What I learned by that insight is that it’s easy to confuse encouragement with manipulation. Even without bad intentions, I may have sometimes given the impression that people needed to do something to please me, as opposed to being appreciated for who they are, today, without any improvement.

Once I recognized this trait in myself in a professional setting, I could see the effects of it everywhere else, and nowhere more glaringly than in my parenting. How often did my kids hear something like “You’re getting better at that!” or “I know you can do it!”

These comments, while not demoralizing, are very different from “Your hard work today was amazing!” or “I love the enthusiasm you brought to the table!” There’s no qualifier in these statements, and they don’t imply that I’d like them to “do even better.”

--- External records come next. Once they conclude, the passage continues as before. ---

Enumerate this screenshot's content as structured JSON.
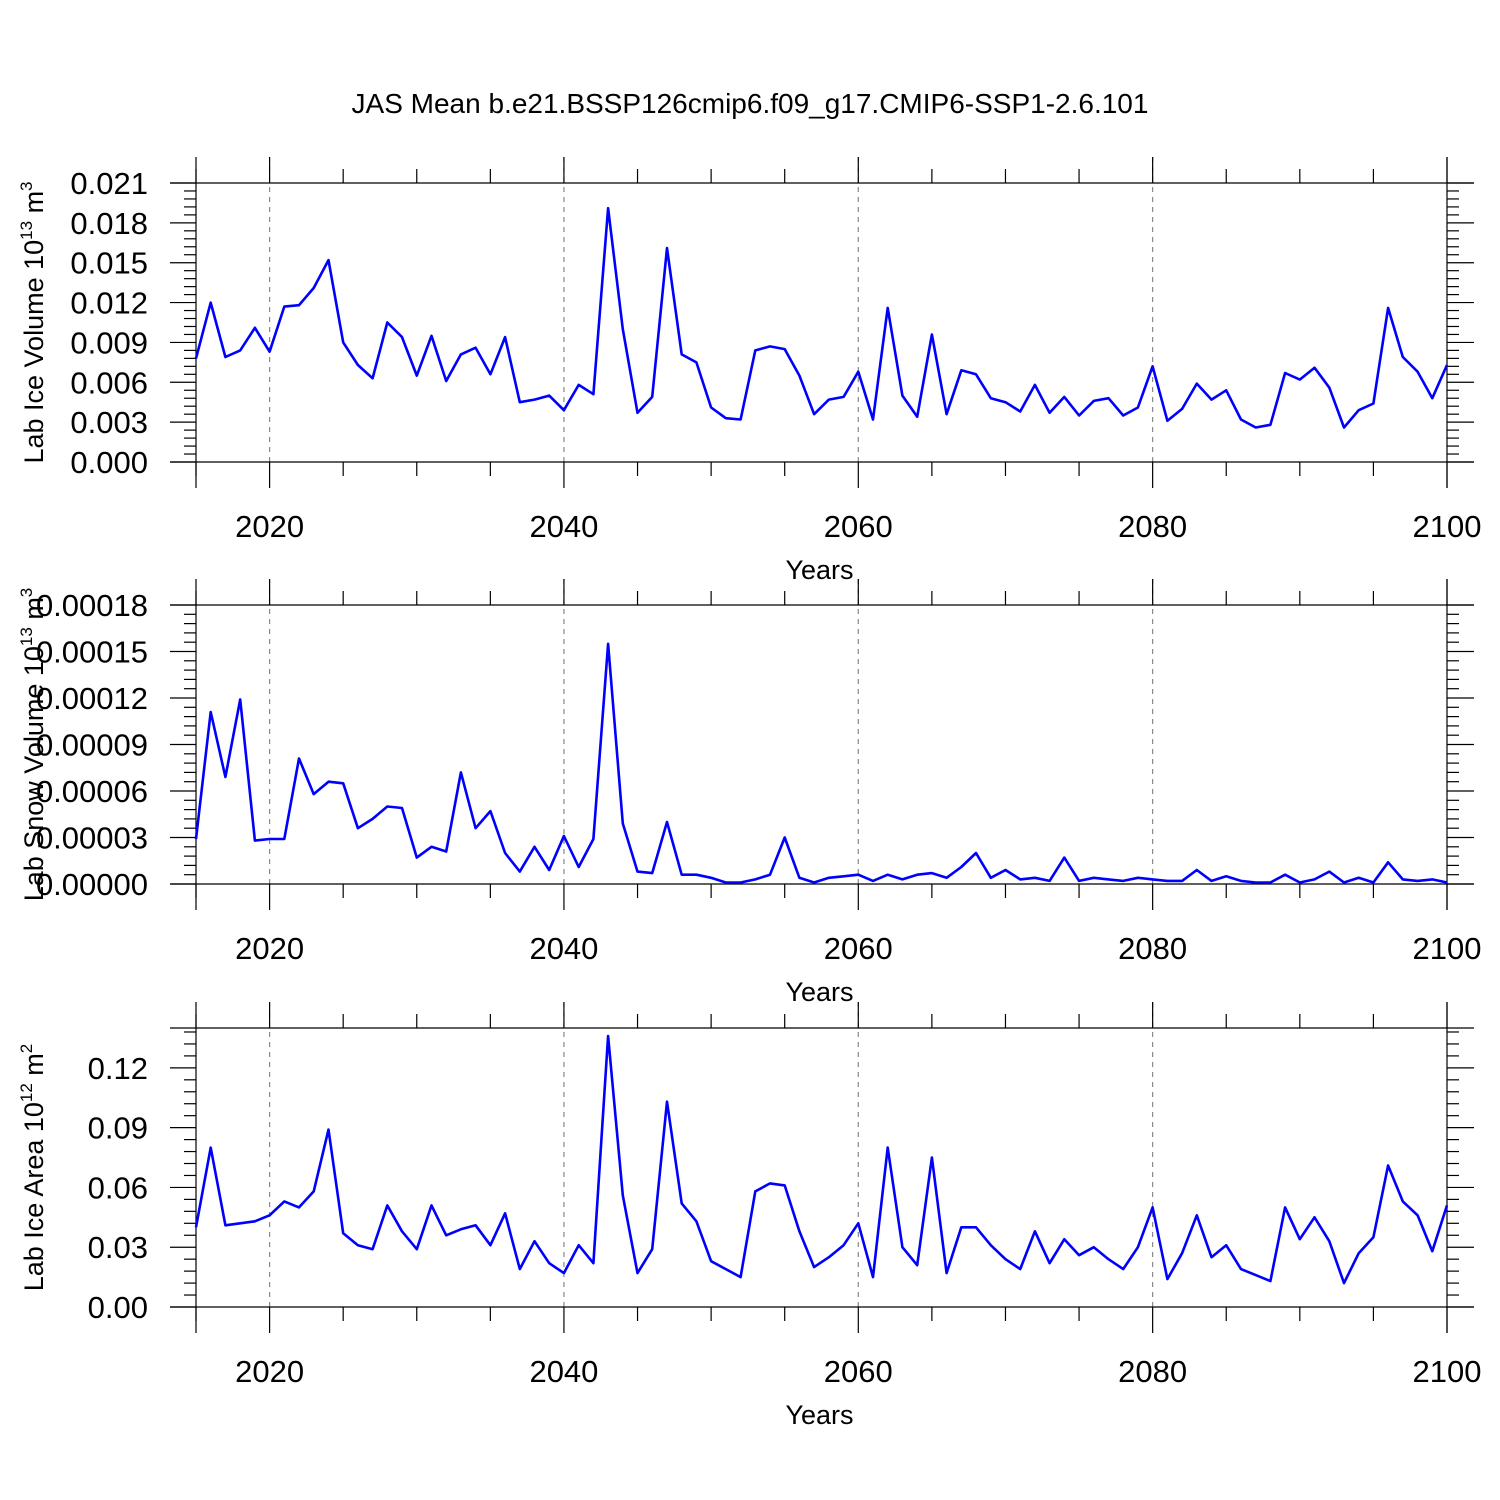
{
  "title": "JAS Mean b.e21.BSSP126cmip6.f09_g17.CMIP6-SSP1-2.6.101",
  "colors": {
    "line": "#0000ff",
    "axis": "#000000",
    "grid": "#888888"
  },
  "chart_data": [
    {
      "type": "line",
      "xlabel": "Years",
      "ylabel_main": "Lab Ice Volume 10",
      "ylabel_exp": "13",
      "ylabel_unit": " m",
      "ylabel_unit_exp": "3",
      "xlim": [
        2015,
        2100
      ],
      "ylim": [
        0,
        0.021
      ],
      "yticks": [
        0.0,
        0.003,
        0.006,
        0.009,
        0.012,
        0.015,
        0.018,
        0.021
      ],
      "ytick_labels": [
        "0.000",
        "0.003",
        "0.006",
        "0.009",
        "0.012",
        "0.015",
        "0.018",
        "0.021"
      ],
      "xticks": [
        2020,
        2040,
        2060,
        2080,
        2100
      ],
      "xtick_labels": [
        "2020",
        "2040",
        "2060",
        "2080",
        "2100"
      ],
      "grid": "vertical dashed at major x ticks",
      "x_start": 2015,
      "values": [
        0.0078,
        0.012,
        0.0079,
        0.0084,
        0.0101,
        0.0083,
        0.0117,
        0.0118,
        0.0131,
        0.0152,
        0.009,
        0.0073,
        0.0063,
        0.0105,
        0.0094,
        0.0065,
        0.0095,
        0.0061,
        0.0081,
        0.0086,
        0.0066,
        0.0094,
        0.0045,
        0.0047,
        0.005,
        0.0039,
        0.0058,
        0.0051,
        0.0191,
        0.01,
        0.0037,
        0.0049,
        0.0161,
        0.0081,
        0.0075,
        0.0041,
        0.0033,
        0.0032,
        0.0084,
        0.0087,
        0.0085,
        0.0065,
        0.0036,
        0.0047,
        0.0049,
        0.0068,
        0.0032,
        0.0116,
        0.005,
        0.0034,
        0.0096,
        0.0036,
        0.0069,
        0.0066,
        0.0048,
        0.0045,
        0.0038,
        0.0058,
        0.0037,
        0.0049,
        0.0035,
        0.0046,
        0.0048,
        0.0035,
        0.0041,
        0.0072,
        0.0031,
        0.004,
        0.0059,
        0.0047,
        0.0054,
        0.0032,
        0.0026,
        0.0028,
        0.0067,
        0.0062,
        0.0071,
        0.0056,
        0.0026,
        0.0039,
        0.0044,
        0.0116,
        0.0079,
        0.0068,
        0.0048,
        0.0073
      ]
    },
    {
      "type": "line",
      "xlabel": "Years",
      "ylabel_main": "Lab Snow Volume 10",
      "ylabel_exp": "13",
      "ylabel_unit": " m",
      "ylabel_unit_exp": "3",
      "xlim": [
        2015,
        2100
      ],
      "ylim": [
        0,
        0.00018
      ],
      "yticks": [
        0,
        3e-05,
        6e-05,
        9e-05,
        0.00012,
        0.00015,
        0.00018
      ],
      "ytick_labels": [
        "0.00000",
        "0.00003",
        "0.00006",
        "0.00009",
        "0.00012",
        "0.00015",
        "0.00018"
      ],
      "xticks": [
        2020,
        2040,
        2060,
        2080,
        2100
      ],
      "xtick_labels": [
        "2020",
        "2040",
        "2060",
        "2080",
        "2100"
      ],
      "grid": "vertical dashed at major x ticks",
      "x_start": 2015,
      "values": [
        2.9e-05,
        0.000111,
        6.9e-05,
        0.000119,
        2.8e-05,
        2.9e-05,
        2.9e-05,
        8.1e-05,
        5.8e-05,
        6.6e-05,
        6.5e-05,
        3.6e-05,
        4.2e-05,
        5e-05,
        4.9e-05,
        1.7e-05,
        2.4e-05,
        2.1e-05,
        7.2e-05,
        3.6e-05,
        4.7e-05,
        2e-05,
        8e-06,
        2.4e-05,
        9e-06,
        3.1e-05,
        1.1e-05,
        2.9e-05,
        0.000155,
        3.9e-05,
        8e-06,
        7e-06,
        4e-05,
        6e-06,
        6e-06,
        4e-06,
        1e-06,
        1e-06,
        3e-06,
        6e-06,
        3e-05,
        4e-06,
        1e-06,
        4e-06,
        5e-06,
        6e-06,
        2e-06,
        6e-06,
        3e-06,
        6e-06,
        7e-06,
        4e-06,
        1.1e-05,
        2e-05,
        4e-06,
        9e-06,
        3e-06,
        4e-06,
        2e-06,
        1.7e-05,
        2e-06,
        4e-06,
        3e-06,
        2e-06,
        4e-06,
        3e-06,
        2e-06,
        2e-06,
        9e-06,
        2e-06,
        5e-06,
        2e-06,
        1e-06,
        1e-06,
        6e-06,
        1e-06,
        3e-06,
        8e-06,
        1e-06,
        4e-06,
        1e-06,
        1.4e-05,
        3e-06,
        2e-06,
        3e-06,
        1e-06
      ]
    },
    {
      "type": "line",
      "xlabel": "Years",
      "ylabel_main": "Lab Ice Area 10",
      "ylabel_exp": "12",
      "ylabel_unit": " m",
      "ylabel_unit_exp": "2",
      "xlim": [
        2015,
        2100
      ],
      "ylim": [
        0,
        0.14
      ],
      "yticks": [
        0.0,
        0.03,
        0.06,
        0.09,
        0.12
      ],
      "ytick_labels": [
        "0.00",
        "0.03",
        "0.06",
        "0.09",
        "0.12"
      ],
      "xticks": [
        2020,
        2040,
        2060,
        2080,
        2100
      ],
      "xtick_labels": [
        "2020",
        "2040",
        "2060",
        "2080",
        "2100"
      ],
      "grid": "vertical dashed at major x ticks",
      "x_start": 2015,
      "values": [
        0.04,
        0.08,
        0.041,
        0.042,
        0.043,
        0.046,
        0.053,
        0.05,
        0.058,
        0.089,
        0.037,
        0.031,
        0.029,
        0.051,
        0.038,
        0.029,
        0.051,
        0.036,
        0.039,
        0.041,
        0.031,
        0.047,
        0.019,
        0.033,
        0.022,
        0.017,
        0.031,
        0.022,
        0.136,
        0.056,
        0.017,
        0.029,
        0.103,
        0.052,
        0.043,
        0.023,
        0.019,
        0.015,
        0.058,
        0.062,
        0.061,
        0.038,
        0.02,
        0.025,
        0.031,
        0.042,
        0.015,
        0.08,
        0.03,
        0.021,
        0.075,
        0.017,
        0.04,
        0.04,
        0.031,
        0.024,
        0.019,
        0.038,
        0.022,
        0.034,
        0.026,
        0.03,
        0.024,
        0.019,
        0.03,
        0.05,
        0.014,
        0.027,
        0.046,
        0.025,
        0.031,
        0.019,
        0.016,
        0.013,
        0.05,
        0.034,
        0.045,
        0.033,
        0.012,
        0.027,
        0.035,
        0.071,
        0.053,
        0.046,
        0.028,
        0.051
      ]
    }
  ]
}
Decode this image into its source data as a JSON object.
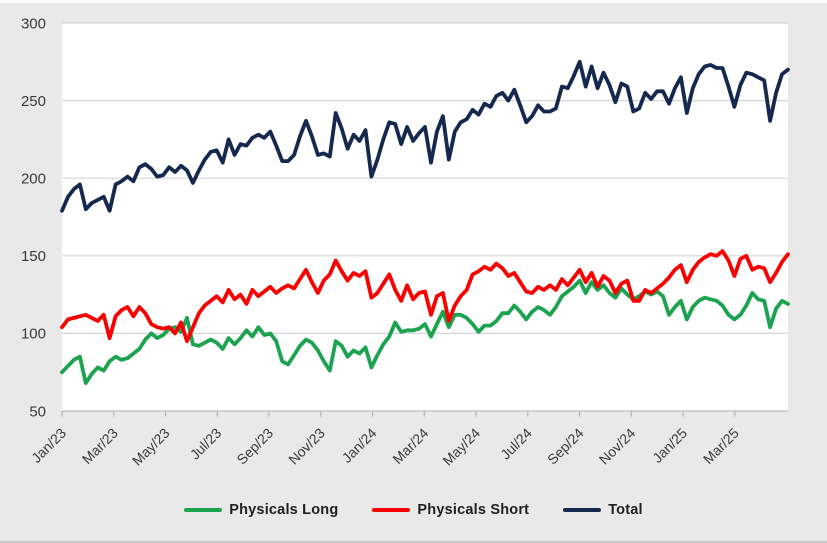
{
  "chart": {
    "background_color": "#e9e9e9",
    "plot_background_color": "#ffffff",
    "grid_color": "#d6d6d6",
    "axis_line_color": "#bfbfbf",
    "tick_color": "#b3b3b3",
    "label_color": "#3a3a3a"
  },
  "chart_data": {
    "type": "line",
    "title": "",
    "xlabel": "",
    "ylabel": "",
    "ylim": [
      50,
      300
    ],
    "y_ticks": [
      50,
      100,
      150,
      200,
      250,
      300
    ],
    "grid": "horizontal",
    "legend_position": "bottom",
    "frequency": "weekly",
    "x_tick_labels": [
      "Jan/23",
      "Mar/23",
      "May/23",
      "Jul/23",
      "Sep/23",
      "Nov/23",
      "Jan/24",
      "Mar/24",
      "May/24",
      "Jul/24",
      "Sep/24",
      "Nov/24",
      "Jan/25",
      "Mar/25"
    ],
    "series": [
      {
        "name": "Physicals Long",
        "color": "#1ca350",
        "values": [
          75,
          79,
          83,
          85,
          68,
          74,
          78,
          76,
          82,
          85,
          83,
          84,
          87,
          90,
          96,
          100,
          97,
          99,
          103,
          104,
          101,
          110,
          93,
          92,
          94,
          96,
          94,
          90,
          97,
          93,
          97,
          102,
          98,
          104,
          99,
          100,
          95,
          82,
          80,
          86,
          92,
          96,
          94,
          89,
          82,
          76,
          95,
          92,
          85,
          89,
          87,
          91,
          78,
          86,
          93,
          98,
          107,
          101,
          102,
          102,
          103,
          106,
          98,
          106,
          114,
          104,
          112,
          112,
          110,
          106,
          101,
          105,
          105,
          108,
          113,
          113,
          118,
          114,
          109,
          114,
          117,
          115,
          112,
          117,
          124,
          127,
          130,
          134,
          126,
          133,
          128,
          131,
          126,
          123,
          129,
          125,
          122,
          124,
          127,
          125,
          127,
          124,
          112,
          117,
          121,
          109,
          117,
          121,
          123,
          122,
          121,
          118,
          112,
          109,
          112,
          118,
          126,
          122,
          121,
          104,
          116,
          121,
          119
        ]
      },
      {
        "name": "Physicals Short",
        "color": "#fb0000",
        "values": [
          104,
          109,
          110,
          111,
          112,
          110,
          108,
          112,
          97,
          111,
          115,
          117,
          111,
          117,
          113,
          106,
          104,
          103,
          104,
          100,
          107,
          95,
          104,
          113,
          118,
          121,
          124,
          120,
          128,
          122,
          125,
          119,
          128,
          124,
          127,
          130,
          126,
          129,
          131,
          129,
          135,
          141,
          133,
          126,
          134,
          138,
          147,
          140,
          134,
          139,
          137,
          140,
          123,
          126,
          132,
          138,
          128,
          121,
          131,
          122,
          126,
          127,
          112,
          124,
          126,
          108,
          118,
          124,
          128,
          138,
          140,
          143,
          141,
          145,
          142,
          137,
          139,
          133,
          127,
          126,
          130,
          128,
          131,
          128,
          135,
          131,
          136,
          141,
          133,
          139,
          130,
          137,
          134,
          126,
          132,
          134,
          121,
          121,
          128,
          126,
          129,
          132,
          136,
          141,
          144,
          133,
          141,
          146,
          149,
          151,
          150,
          153,
          147,
          137,
          148,
          150,
          141,
          143,
          142,
          133,
          139,
          146,
          151
        ]
      },
      {
        "name": "Total",
        "color": "#15294f",
        "values": [
          179,
          188,
          193,
          196,
          180,
          184,
          186,
          188,
          179,
          196,
          198,
          201,
          198,
          207,
          209,
          206,
          201,
          202,
          207,
          204,
          208,
          205,
          197,
          205,
          212,
          217,
          218,
          210,
          225,
          215,
          222,
          221,
          226,
          228,
          226,
          230,
          221,
          211,
          211,
          215,
          227,
          237,
          227,
          215,
          216,
          214,
          242,
          232,
          219,
          228,
          224,
          231,
          201,
          212,
          225,
          236,
          235,
          222,
          233,
          224,
          229,
          233,
          210,
          230,
          240,
          212,
          230,
          236,
          238,
          244,
          241,
          248,
          246,
          253,
          255,
          250,
          257,
          247,
          236,
          240,
          247,
          243,
          243,
          245,
          259,
          258,
          266,
          275,
          259,
          272,
          258,
          268,
          260,
          249,
          261,
          259,
          243,
          245,
          255,
          251,
          256,
          256,
          248,
          258,
          265,
          242,
          258,
          267,
          272,
          273,
          271,
          271,
          259,
          246,
          260,
          268,
          267,
          265,
          263,
          237,
          255,
          267,
          270
        ]
      }
    ]
  }
}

I wish I could wrap this up by telling you that I’m now a modern-day Dale Carnegie, known by everyone around me for being incredibly encouraging, but the truth is, I still have a long way to go. Letting go of expectations, whether for my family, my coworkers or anyone else, is not easy. Sometimes it’s hard to recognize that I have expectations, and I also worry that if I don’t seem to have expectations, they will make less effort.

But last week, as I signed out of my work’s internal messaging system, I told one of my coworkers, “I appreciate your enthusiasm, it inspires me to do my best!” And she responded with a bunch of happy emojis.

Then I texted each of my kids with something I liked about them that day, as they were. And I texted my husband too. They were a little surprised, but I hope they get used to it!